Auf den Spuren Luthers, der Reformation und des Bauernkriegs
7-tägige Bildungsreise
Termin
Mo. 17.05.2027 - So. 23.05.2027, ganztägig
In Planung:
Von Leipzig aus begeben wir uns auf eine spannende Zeitreise zu den Ursprüngen der Reformation. An den Originalschauplätzen spüren wir den dramatischen Anfängen dieses historischen Umbruchs nach, der ab 1517 das Mittelalter beendete und die Neuzeit einläutete.
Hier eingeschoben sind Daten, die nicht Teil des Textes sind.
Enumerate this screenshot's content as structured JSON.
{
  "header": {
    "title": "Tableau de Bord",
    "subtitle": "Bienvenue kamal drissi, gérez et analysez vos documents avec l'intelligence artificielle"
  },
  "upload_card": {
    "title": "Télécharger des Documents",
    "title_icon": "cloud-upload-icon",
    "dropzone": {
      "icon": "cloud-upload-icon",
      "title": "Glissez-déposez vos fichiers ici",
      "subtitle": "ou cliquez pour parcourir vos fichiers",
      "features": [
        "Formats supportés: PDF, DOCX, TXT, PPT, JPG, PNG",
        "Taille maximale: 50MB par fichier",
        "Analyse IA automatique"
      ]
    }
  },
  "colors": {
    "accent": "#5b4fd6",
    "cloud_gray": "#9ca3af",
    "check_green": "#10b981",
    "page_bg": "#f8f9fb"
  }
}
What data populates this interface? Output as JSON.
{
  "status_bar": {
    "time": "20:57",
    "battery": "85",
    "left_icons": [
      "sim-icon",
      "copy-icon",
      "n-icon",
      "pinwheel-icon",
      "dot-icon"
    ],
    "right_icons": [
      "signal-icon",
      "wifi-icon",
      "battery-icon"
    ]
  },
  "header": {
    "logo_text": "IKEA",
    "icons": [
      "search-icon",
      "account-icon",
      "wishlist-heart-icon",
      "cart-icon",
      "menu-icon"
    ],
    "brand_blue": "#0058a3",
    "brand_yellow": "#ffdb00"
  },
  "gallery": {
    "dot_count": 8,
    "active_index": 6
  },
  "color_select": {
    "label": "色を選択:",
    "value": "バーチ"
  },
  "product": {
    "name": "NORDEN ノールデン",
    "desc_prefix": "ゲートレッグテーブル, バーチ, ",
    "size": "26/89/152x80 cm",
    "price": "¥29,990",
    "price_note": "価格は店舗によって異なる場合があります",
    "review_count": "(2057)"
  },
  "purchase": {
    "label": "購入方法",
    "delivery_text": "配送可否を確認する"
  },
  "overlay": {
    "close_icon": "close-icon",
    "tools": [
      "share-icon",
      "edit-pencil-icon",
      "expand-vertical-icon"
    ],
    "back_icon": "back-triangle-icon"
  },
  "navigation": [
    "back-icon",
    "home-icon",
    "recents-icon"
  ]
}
Dabei tauchen wir tief in Luthers Theologie, sein Bibelverständnis und seine Lehre der Rechtfertigung ein, die bis heute prägend sind. Ein Höhepunkt der Reise ist der Besuch in Frankenhausen, wo vor rund 500 Jahren die entscheidende Schlacht im Deutschen Bauernkrieg tobte. Zudem folgen wir den Spuren von Johann Sebastian Bach, dem Großmeister der evangelischen Kirchenmusik, an seinen Wirkungsstätten.
Beschreibung
1. Tag: Pfingstmontag, 17.05.2027
Auftakt in Eisenach mit Wartburg
Busfahrt von Wertheim nach Eisenach, Martin Luthers „lieber Stadt“, in der er 1498-1501 lebte und die Lateinschule besuchte. Auf einem Rundgang kommen wir an der Stadtkirche St. Georgen (Hochzeitskirche der hl. Elisabeth und Taufkirche J.S. Bachs) sowie am Lutherhaus, einem der schönsten Fachwerkhäuser Thüringens, vorbei und sehen das Eisenacher Lutherdenkmal sowie Bachs Geburtshaus. Auffahrt zur Wartburg auf den Höhen des Thüringer Walds, Führung im Palas sowie Gang durch die Gemäldeausstellung und den Elisabethengang zur Vogtei mit Lutherstube, wo „Junker Jörg" 1521 das Neue Testament übersetzte und damit die Grundlage für unsere neuhochdeutsche Schriftsprache schuf. Anschließend Fahrt in die „Bachstadt" Leipzig (späte Ankunft): Hotelbezug für sechs Nächte. (ca. 460 km)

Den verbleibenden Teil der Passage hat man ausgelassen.